Scientists from the University of Copenhagen and the Norwegian Centre for Climate Research in Bjerknes have come up with a new method to calculate the vulnerability of the sea level to rising temperatures, which they reported in Ocean Science on Tuesday. And looking ahead, they estimated that water will rise even higher than the scientists anticipated, bringing an even stronger sense of urgency to the battle against climate change.

Scientists say the world’s oceans are warming far more quickly than previously thought, a finding with dire implications for climate change because almost all the excess heat absorbed by the planet ends up stored in their waters.
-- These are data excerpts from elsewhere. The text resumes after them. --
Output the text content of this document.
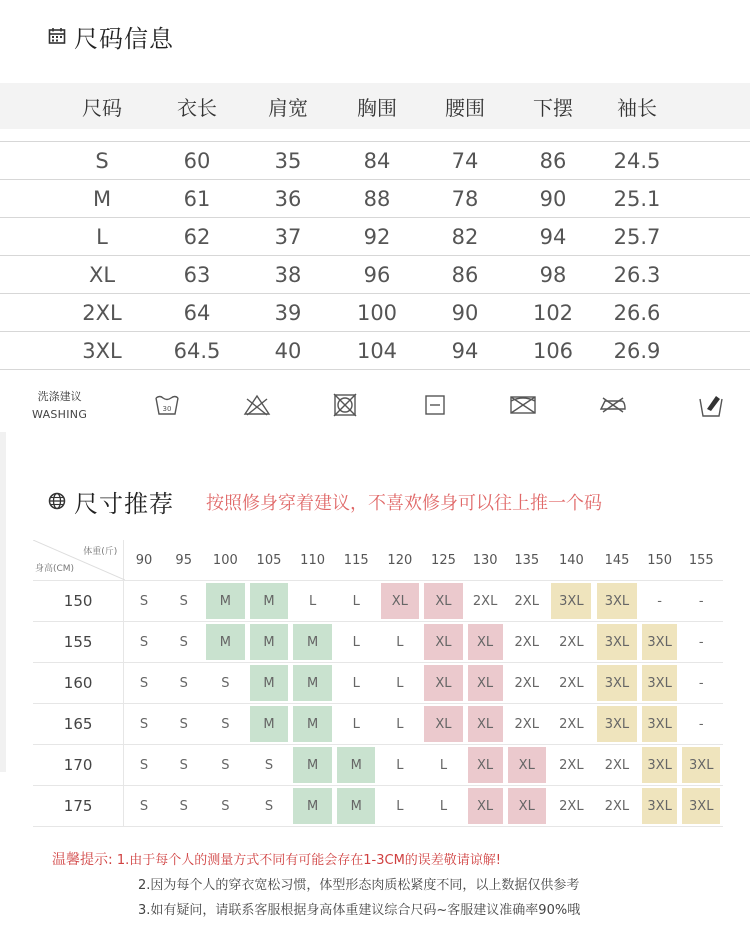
尺码信息
尺码	衣长	肩宽	胸围	腰围	下摆	袖长
S	60	35	84	74	86	24.5
M	61	36	88	78	90	25.1
L	62	37	92	82	94	25.7
XL	63	38	96	86	98	26.3
2XL	64	39	100	90	102	26.6
3XL	64.5	40	104	94	106	26.9
洗涤建议
WASHING	30
尺寸推荐 按照修身穿着建议，不喜欢修身可以往上推一个码
体重(斤)
身高(CM)
90	95	100	105	110	115	120	125	130	135	140	145	150	155
150	S	S	M	M	L	L	XL	XL	2XL	2XL	3XL	3XL	-	-
155	S	S	M	M	M	L	L	XL	XL	2XL	2XL	3XL	3XL	-
160	S	S	S	M	M	L	L	XL	XL	2XL	2XL	3XL	3XL	-
165	S	S	S	M	M	L	L	XL	XL	2XL	2XL	3XL	3XL	-
170	S	S	S	S	M	M	L	L	XL	XL	2XL	2XL	3XL	3XL
175	S	S	S	S	M	M	L	L	XL	XL	2XL	2XL	3XL	3XL
温馨提示: 1.由于每个人的测量方式不同有可能会存在1-3CM的误差敬请谅解!
2.因为每个人的穿衣宽松习惯，体型形态肉质松紧度不同，以上数据仅供参考
3.如有疑问，请联系客服根据身高体重建议综合尺码~客服建议准确率90%哦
The word “sea level” sounds very simple, but the oceans are hardly ever level. Tides swell and ebb, areas of the sea rise and fall according to temperature and salinity, and shorelines, where researchers take samples, can also rise due to tectonic activity or sinking due to the abstraction of groundwater. Measurements along some of the world’s largest estuary networks can be distorted by human interaction over the decades with downstream drainage, and large areas of the ocean cannot be measured directly at all. The challenge, then, is to achieve an average increase in the water level for the whole world.

Sea level is rising faster than most climate change models predicted 1

The increase in the sea level is expected to be faster and higher than commonly believed, according to experts who claim that recent forecasts are inconsistent with historical evidence. In the most recent report, the Intergovernmental Commission on Climate Change reported that the sea level is unlikely to rise above 1.1 m (3.6 ft) by 2100.
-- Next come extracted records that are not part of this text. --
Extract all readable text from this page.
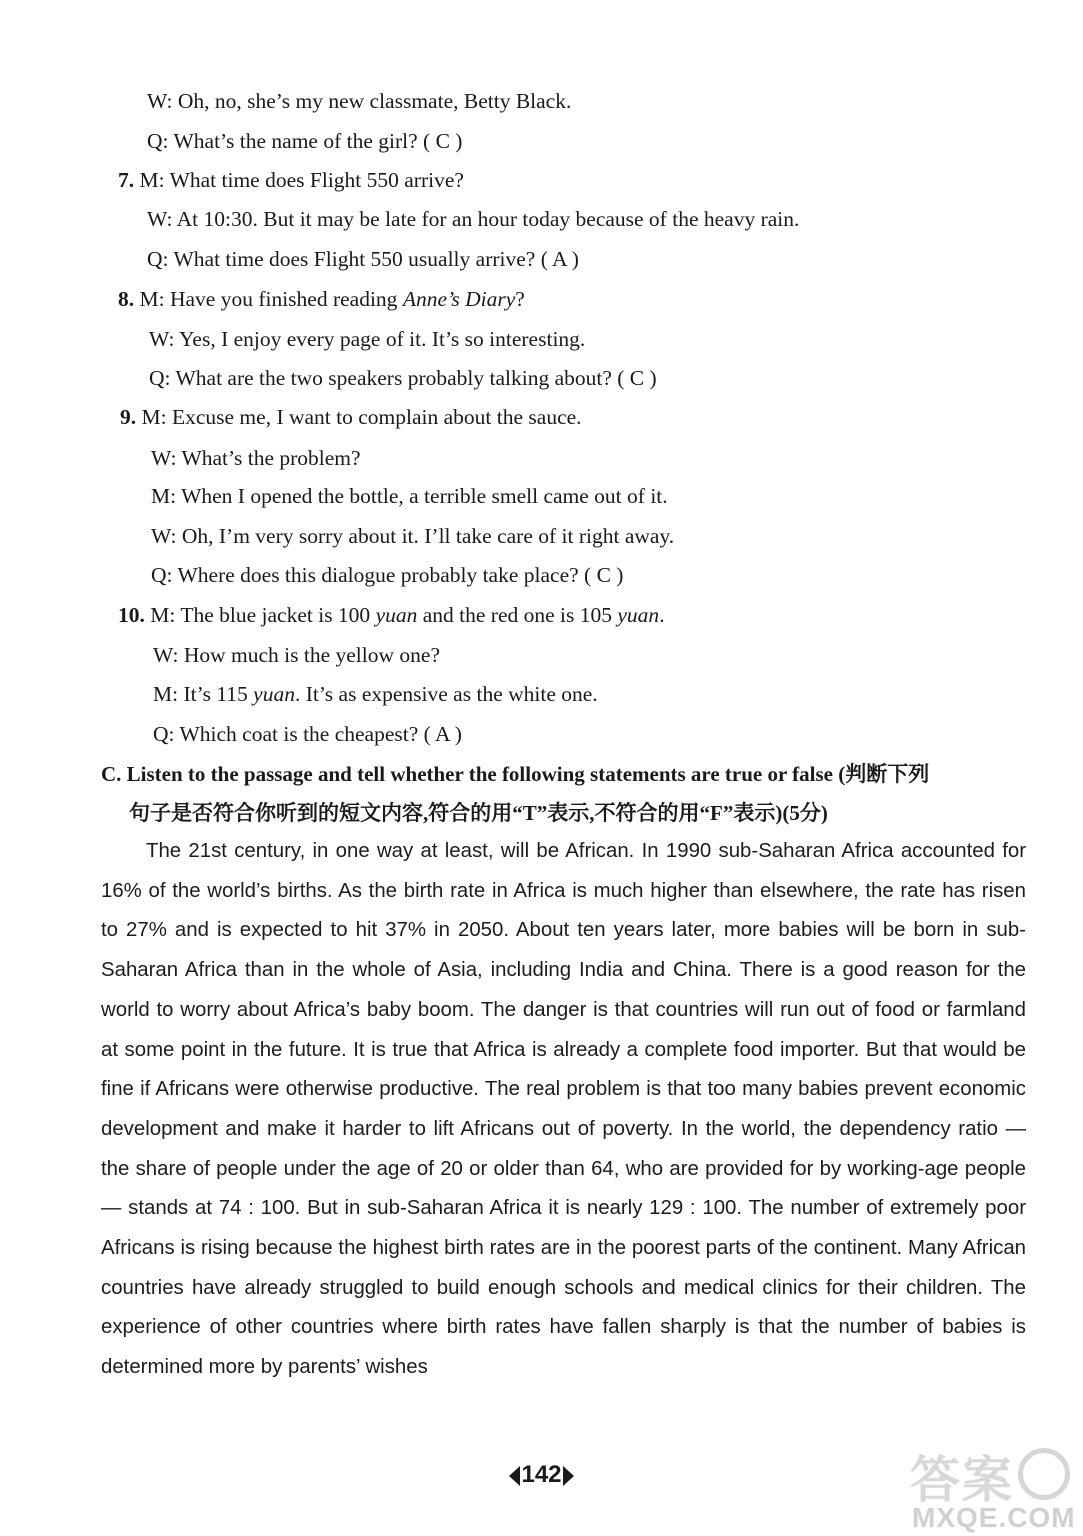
W: Oh, no, she’s my new classmate, Betty Black.
Q: What’s the name of the girl? ( C )
7. M: What time does Flight 550 arrive?
W: At 10:30. But it may be late for an hour today because of the heavy rain.
Q: What time does Flight 550 usually arrive? ( A )
8. M: Have you finished reading Anne’s Diary?
W: Yes, I enjoy every page of it. It’s so interesting.
Q: What are the two speakers probably talking about? ( C )
9. M: Excuse me, I want to complain about the sauce.
W: What’s the problem?
M: When I opened the bottle, a terrible smell came out of it.
W: Oh, I’m very sorry about it. I’ll take care of it right away.
Q: Where does this dialogue probably take place? ( C )
10. M: The blue jacket is 100 yuan and the red one is 105 yuan.
W: How much is the yellow one?
M: It’s 115 yuan. It’s as expensive as the white one.
Q: Which coat is the cheapest? ( A )
C. Listen to the passage and tell whether the following statements are true or false (判断下列
句子是否符合你听到的短文内容,符合的用“T”表示,不符合的用“F”表示)(5分)
The 21st century, in one way at least, will be African. In 1990 sub-Saharan Africa accounted for 16% of the world’s births. As the birth rate in Africa is much higher than elsewhere, the rate has risen to 27% and is expected to hit 37% in 2050. About ten years later, more babies will be born in sub-Saharan Africa than in the whole of Asia, including India and China. There is a good reason for the world to worry about Africa’s baby boom. The danger is that countries will run out of food or farmland at some point in the future. It is true that Africa is already a complete food importer. But that would be fine if Africans were otherwise productive. The real problem is that too many babies prevent economic development and make it harder to lift Africans out of poverty. In the world, the dependency ratio — the share of people under the age of 20 or older than 64, who are provided for by working-age people — stands at 74 : 100. But in sub-Saharan Africa it is nearly 129 : 100. The number of extremely poor Africans is rising because the highest birth rates are in the poorest parts of the continent. Many African countries have already struggled to build enough schools and medical clinics for their children. The experience of other countries where birth rates have fallen sharply is that the number of babies is determined more by parents’ wishes
142	答案
MXQE.COM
But climate researchers at the University of Copenhagen’s Niels Bohr Institute conclude that temperatures could increase by as much as 1.35 meters by 2100, in the worst-case scenario of warming. When they used historical evidence on the sea-level rise to validate the different models relied on by the IPCC for their estimation, they found a difference of around 25cm, according to a paper published in the journal Ocean Science.

Over Budget

If we want to keep on board with current climate projections and predictions, the global economy will need to cut carbon emissions by an additional 200 billion metric tons – about five years worth – above what analysts have already planned for in order to reach climate targets over the next century, the co-authored study and Copenhagen geophysicist Aslak Grinsted told Bloomberg.

“It means our carbon budget is even more depleted,” Grinsted said.

Wet Socks

According to the latest report, the sea level could increase by half a meter by the end of the century if temperatures were to rise by just half a degree Celsius. About two degrees Celsius—an amount of warming that is expected to occur at this point—the waters will rise by a full meter. “The scenarios we see before us now regarding sea-level rise are too conservative—the sea looks, using our method, to rise above what is believed to be the current method,” Grinsted said to Bloomberg.
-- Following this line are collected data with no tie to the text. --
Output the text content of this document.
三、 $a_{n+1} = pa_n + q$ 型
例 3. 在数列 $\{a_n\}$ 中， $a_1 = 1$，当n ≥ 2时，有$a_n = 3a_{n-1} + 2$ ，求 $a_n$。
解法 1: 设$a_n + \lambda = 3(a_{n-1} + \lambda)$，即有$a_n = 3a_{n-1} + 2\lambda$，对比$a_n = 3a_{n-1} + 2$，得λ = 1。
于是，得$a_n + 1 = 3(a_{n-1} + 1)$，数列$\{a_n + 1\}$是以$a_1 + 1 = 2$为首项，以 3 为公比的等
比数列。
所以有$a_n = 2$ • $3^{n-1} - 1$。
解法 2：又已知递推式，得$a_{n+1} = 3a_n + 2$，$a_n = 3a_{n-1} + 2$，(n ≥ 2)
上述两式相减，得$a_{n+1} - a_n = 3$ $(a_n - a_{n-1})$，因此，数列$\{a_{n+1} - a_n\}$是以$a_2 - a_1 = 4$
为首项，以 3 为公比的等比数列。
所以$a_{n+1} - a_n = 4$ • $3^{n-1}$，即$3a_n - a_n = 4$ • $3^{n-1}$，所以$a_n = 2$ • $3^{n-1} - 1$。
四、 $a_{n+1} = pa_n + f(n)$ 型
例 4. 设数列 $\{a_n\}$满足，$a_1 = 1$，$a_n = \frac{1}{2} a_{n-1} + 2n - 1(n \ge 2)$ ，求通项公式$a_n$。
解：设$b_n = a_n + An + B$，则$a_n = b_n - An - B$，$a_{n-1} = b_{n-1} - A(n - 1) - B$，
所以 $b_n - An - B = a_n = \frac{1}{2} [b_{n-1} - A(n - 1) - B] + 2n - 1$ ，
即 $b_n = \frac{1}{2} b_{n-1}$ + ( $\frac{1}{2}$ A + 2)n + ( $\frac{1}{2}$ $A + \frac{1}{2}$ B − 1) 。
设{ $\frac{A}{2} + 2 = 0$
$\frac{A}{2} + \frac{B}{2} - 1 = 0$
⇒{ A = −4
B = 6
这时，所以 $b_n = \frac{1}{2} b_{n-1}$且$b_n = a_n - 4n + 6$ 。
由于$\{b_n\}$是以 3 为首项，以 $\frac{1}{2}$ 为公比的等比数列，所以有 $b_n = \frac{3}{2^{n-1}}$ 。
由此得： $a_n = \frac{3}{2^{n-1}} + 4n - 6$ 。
Grinsted and his co-author, Jens Christensen, said they hoped that their model could be used in future scientific studies. “It is crucial for us to rely on model-based climate predictions to be able to reproduce the climate as realistically as possible,” said Christensen, professor at the Niels Bohr Institute. “We hope that this new comparison metric will be adopted to the greatest extent possible and can become a tool that can be used to compare different models.”